InfluxDB is a purpose-built time-series database that’s been around since 2013. Unlike Prometheus (which focuses on metrics scraping), InfluxDB is designed as a general-purpose time-series storage engine with its own query language (InfluxQL and Flux).

Who it’s for: Teams working with time-series data beyond just infrastructure metrics, including IoT sensors, financial data, or analytics.

Pros:

  • Purpose-built for time-series data with excellent write performance.
  • Supports both push and pull models for data collection.
  • Available as a managed cloud service (InfluxDB Cloud) or self-hosted.
  • Strong ecosystem with Telegraf agent for data collection.

Trade-offs:

  • Different query language (Flux/InfluxQL) means learning curve if coming from PromQL.
  • The open-source version (InfluxDB OSS) has fewer features than the commercial version.

2. Simple Observability

Simple Observability UI

Simple Observability takes a different approach. Instead of being a scalable time-series database, it’s a unified platform that combines metrics and logs in one place with zero configuration.

Who it’s for: Teams that want monitoring and logging without building or managing a stack.

Pros:

  • Metrics and logs in one view, no separate backends.
  • One-command agent installation that auto-detects services.
  • Pre-configured dashboards and alerts (no YAML editing).

Trade-offs:

  • Not designed for massive scale (billions of series).

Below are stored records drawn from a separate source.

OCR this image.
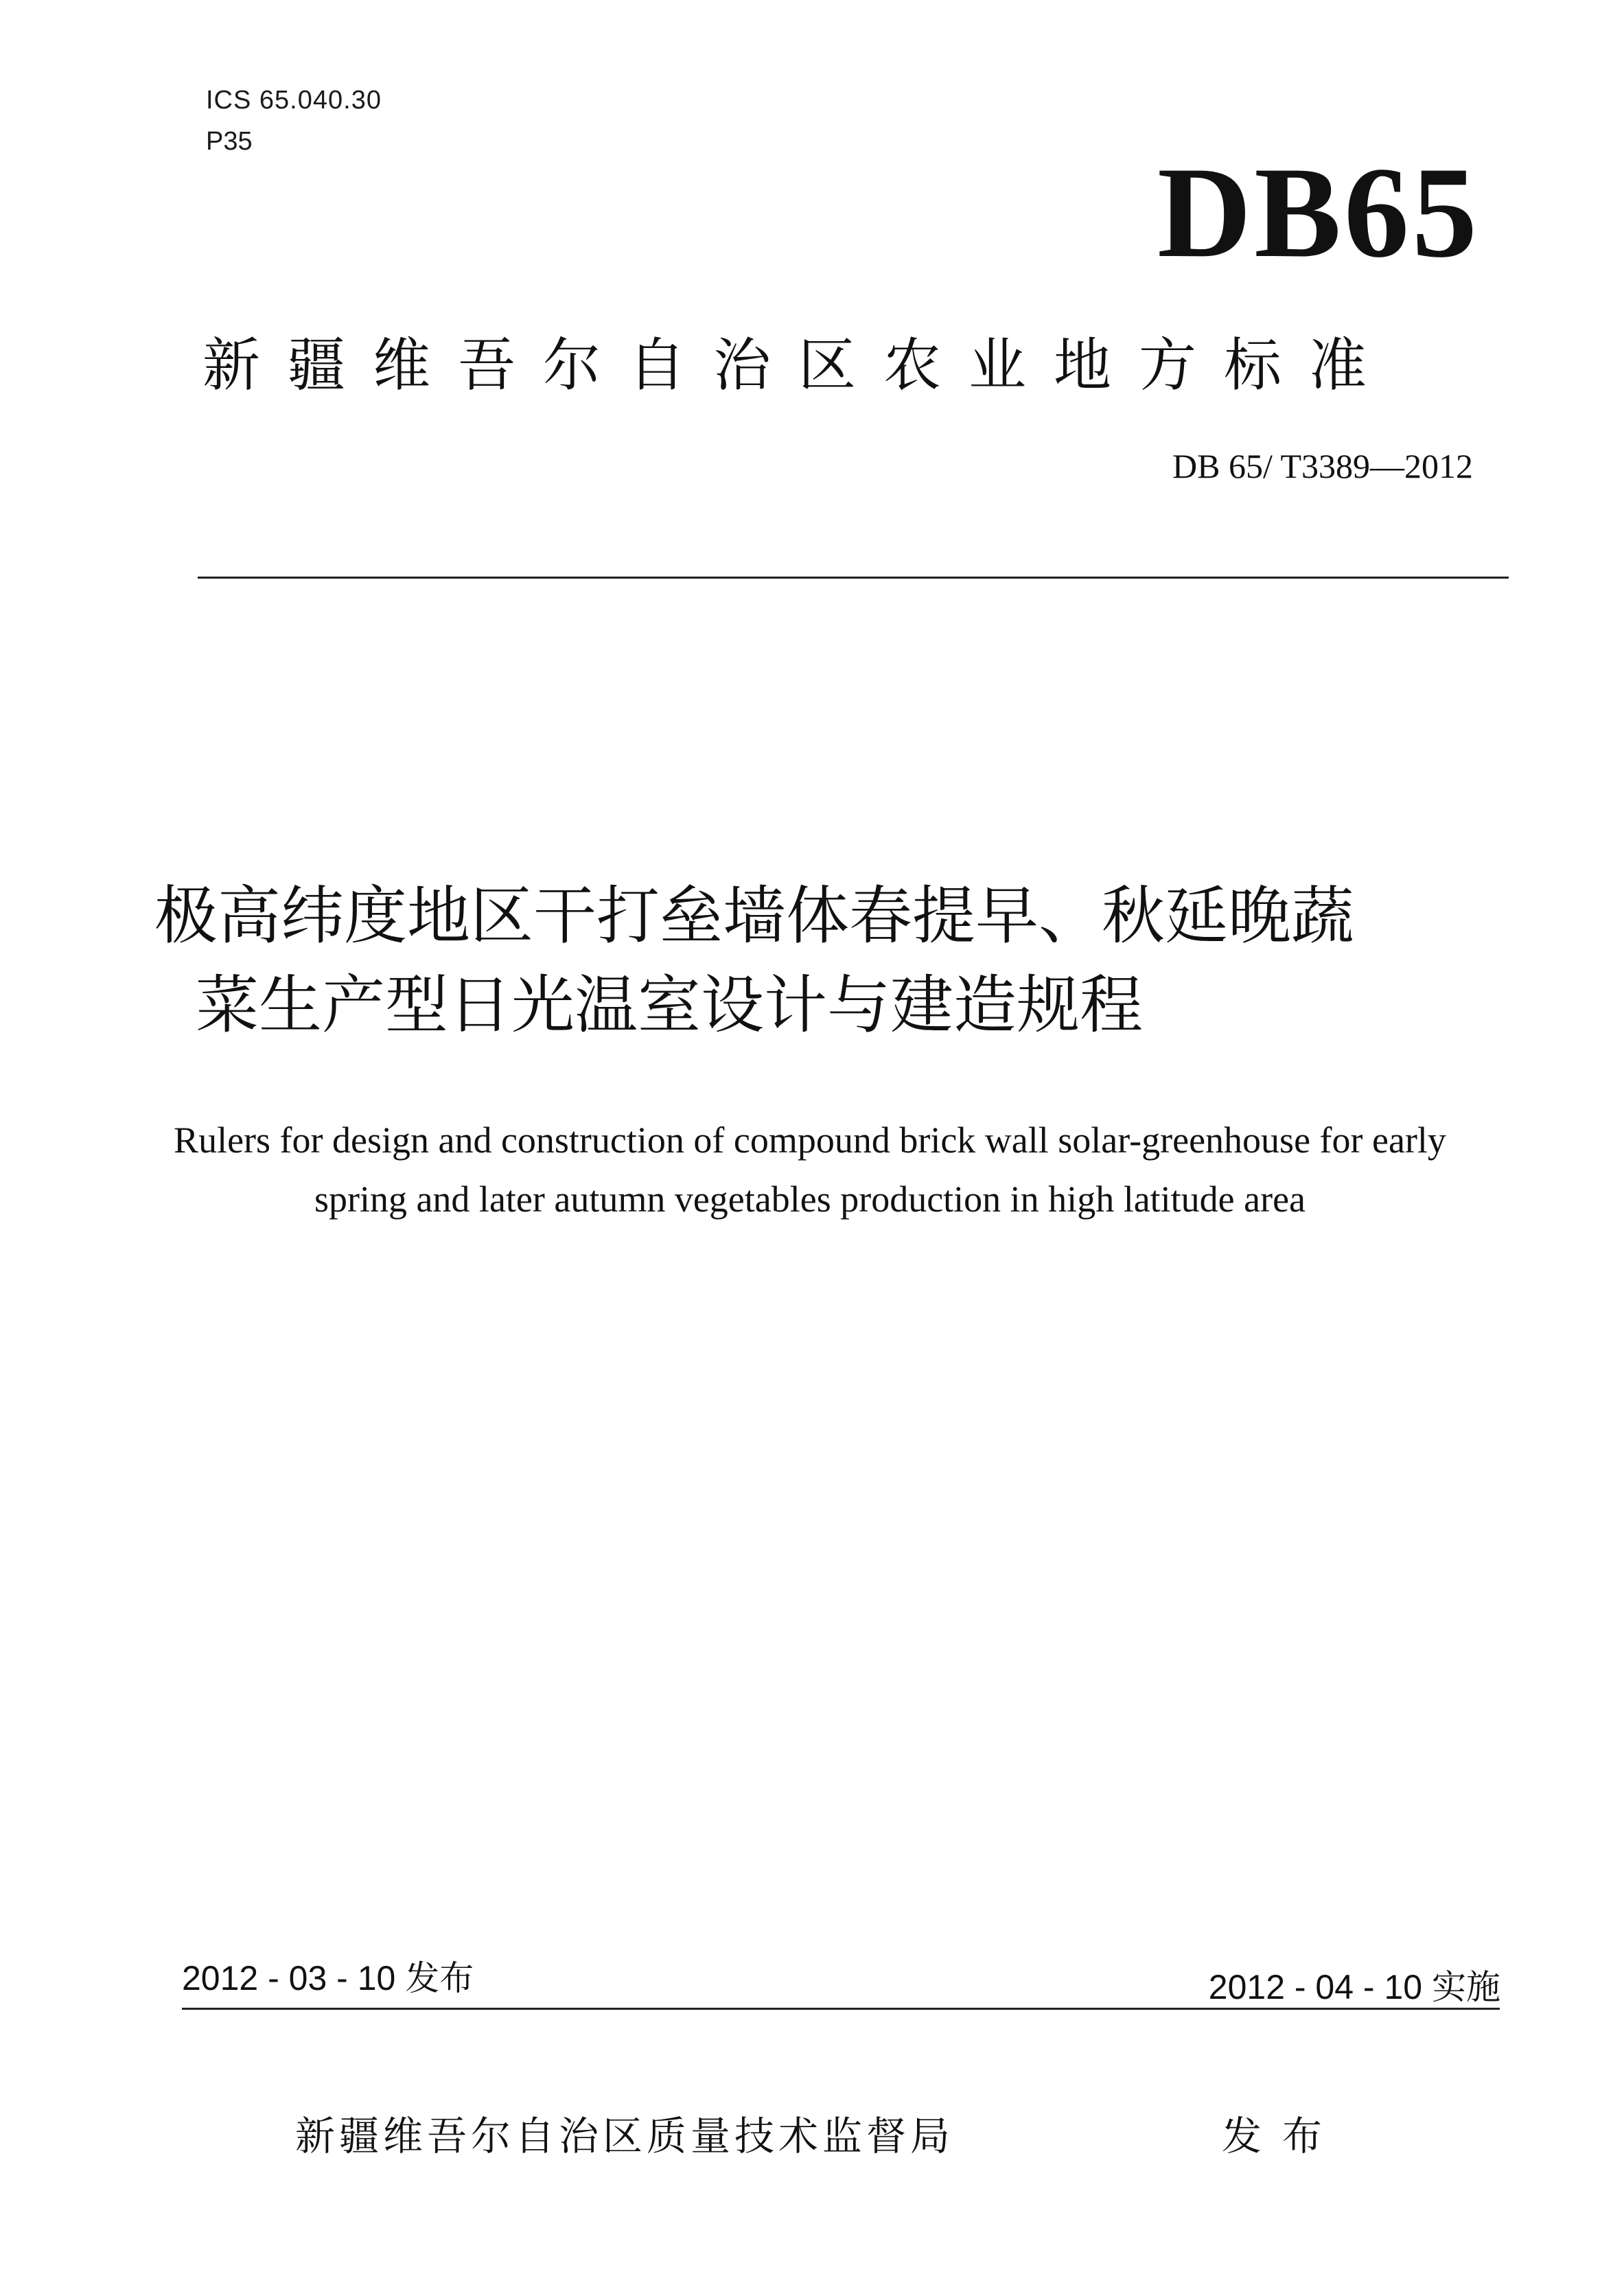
ICS 65.040.30
P35	DB65
新疆维吾尔自治区农业地方标准
DB 65/ T3389—2012
极高纬度地区干打垒墙体春提早、秋延晚蔬
菜生产型日光温室设计与建造规程
Rulers for design and construction of compound brick wall solar-greenhouse for early
spring and later autumn vegetables production in high latitude area
2012 - 03 - 10 发布	2012 - 04 - 10 实施
新疆维吾尔自治区质量技术监督局	发布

Built for the 95% of teams that need solid server monitoring without the complexity.

3. VictoriaMetrics

VictoriaMetrics is a high-performance, drop-in replacement for Prometheus. It’s known for using significantly less memory and disk space while handling the same workload.

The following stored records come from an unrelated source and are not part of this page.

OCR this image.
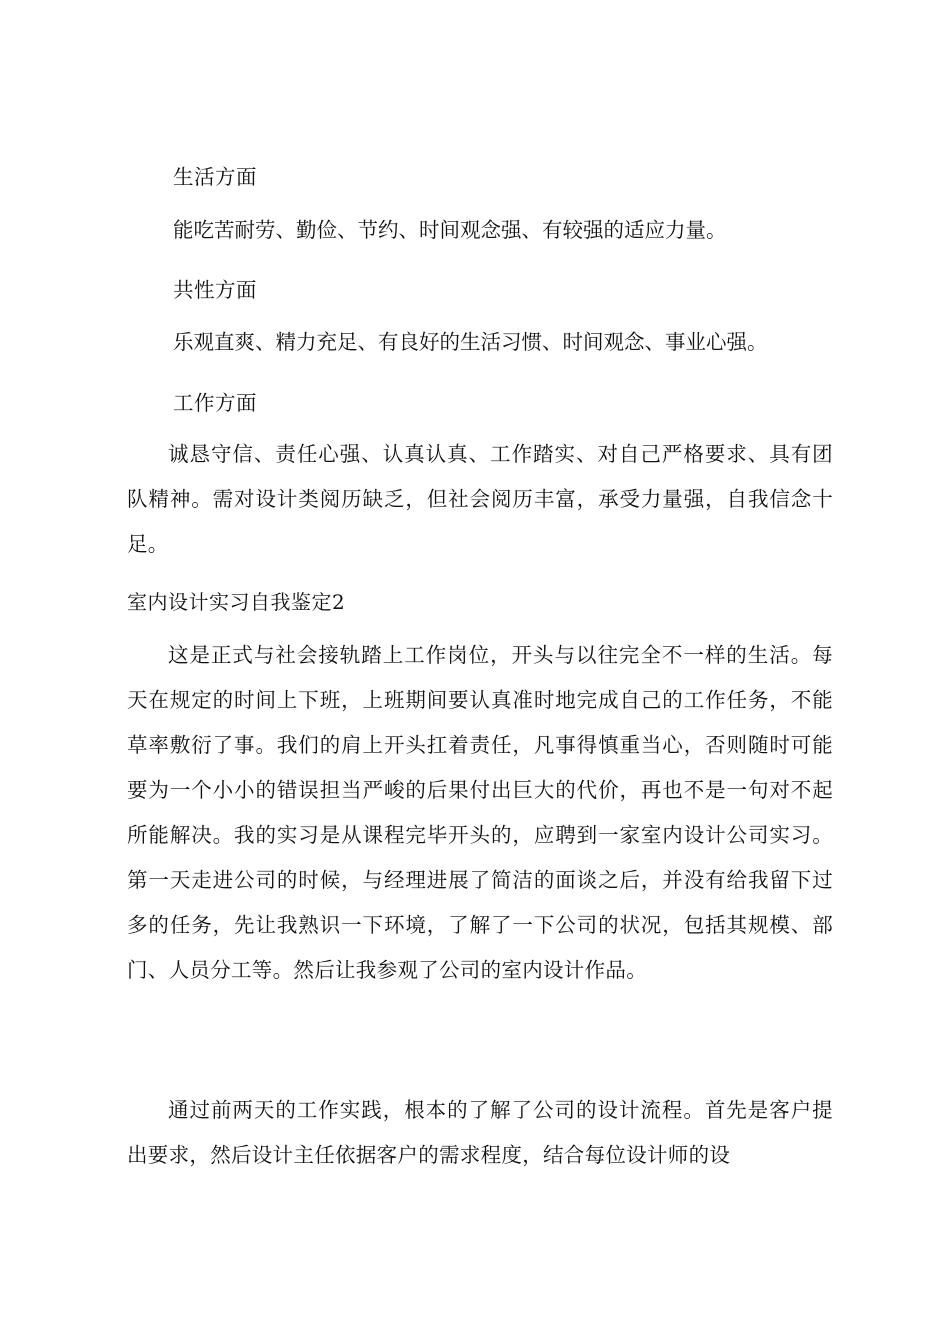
生活方面

能吃苦耐劳、勤俭、节约、时间观念强、有较强的适应力量。

共性方面

乐观直爽、精力充足、有良好的生活习惯、时间观念、事业心强。

工作方面

诚恳守信、责任心强、认真认真、工作踏实、对自己严格要求、具有团队精神。需对设计类阅历缺乏，但社会阅历丰富，承受力量强，自我信念十足。

室内设计实习自我鉴定2

这是正式与社会接轨踏上工作岗位，开头与以往完全不一样的生活。每天在规定的时间上下班，上班期间要认真准时地完成自己的工作任务，不能草率敷衍了事。我们的肩上开头扛着责任，凡事得慎重当心，否则随时可能要为一个小小的错误担当严峻的后果付出巨大的代价，再也不是一句对不起所能解决。我的实习是从课程完毕开头的，应聘到一家室内设计公司实习。第一天走进公司的时候，与经理进展了简洁的面谈之后，并没有给我留下过多的任务，先让我熟识一下环境，了解了一下公司的状况，包括其规模、部门、人员分工等。然后让我参观了公司的室内设计作品。

通过前两天的工作实践，根本的了解了公司的设计流程。首先是客户提出要求，然后设计主任依据客户的需求程度，结合每位设计师的设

Who it’s for: Teams that want better performance and efficiency without the complexity of Mimir.

Pros:

  • Uses less RAM and disk than Prometheus.
  • Can run as a single binary or a simple cluster.
  • Supports Prometheus, InfluxDB, and Graphite protocols.

Trade-offs:

  • Uses MetricsQL, an extended version of PromQL. It’s powerful, but using proprietary extensions can create some lock-in.

4. SigNoz

SigNoz is an all-in-one observability platform built on OpenTelemetry. Unlike Prometheus (which only handles metrics), SigNoz treats metrics, logs, and traces as first-class citizens in a single ClickHouse database.

Who it’s for: Teams that want a Datadog-like experience but prefer open-source.

Pros:

  • Unified metrics, logs, and traces in one UI.
  • Fast queries thanks to ClickHouse.
  • OpenTelemetry native, so it’s future-proof.

Trade-offs:

  • Newer than Prometheus, so the ecosystem is less mature.
  • You’re responsible for managing ClickHouse, which can get complex at scale.

5. Datadog

Datadog UI

If you want to completely eliminate operational overhead, Datadog is the commercial standard. It replaces your entire observability stack (metrics, logs, traces, APM) with a fully managed SaaS.

Who it’s for: Enterprises with budget who prioritize speed and polish over cost.

Pros:

  • Zero infrastructure to manage.
  • Best-in-class UI and user experience.
  • Automatic correlation between metrics, logs, and traces.

Trade-offs:

  • Expensive. Custom metrics pricing can get very high.
  • Proprietary agent and data format (vendor lock-in).

When Prometheus is still the right choice

Before switching, make sure you’re not solving a problem you don’t actually have. Prometheus is still the best option if:

You have a small Kubernetes cluster. One or two clusters with short retention needs? Prometheus is simple and effective.

You’re in an air-gapped environment. Prometheus runs completely offline, which is ideal for secure or isolated networks.

You have the engineering bandwidth. If your team can tune compression, sharding, and scraping, Prometheus gives you full control.

Conclusion

Choosing a Prometheus alternative depends on your specific needs.

For time-series data and IoT workloads: InfluxDB is purpose-built for high-volume time-series storage.

For simplicity and unified metrics and logs: Simple Observability removes the complexity of building a stack.

For better performance and efficiency: VictoriaMetrics uses fewer resources than Prometheus.

For unified metrics, logs, and traces: SigNoz is the modern, OpenTelemetry-native choice.

Pick the tool that matches your scale, your team’s expertise, and how much operational overhead you’re willing to take on.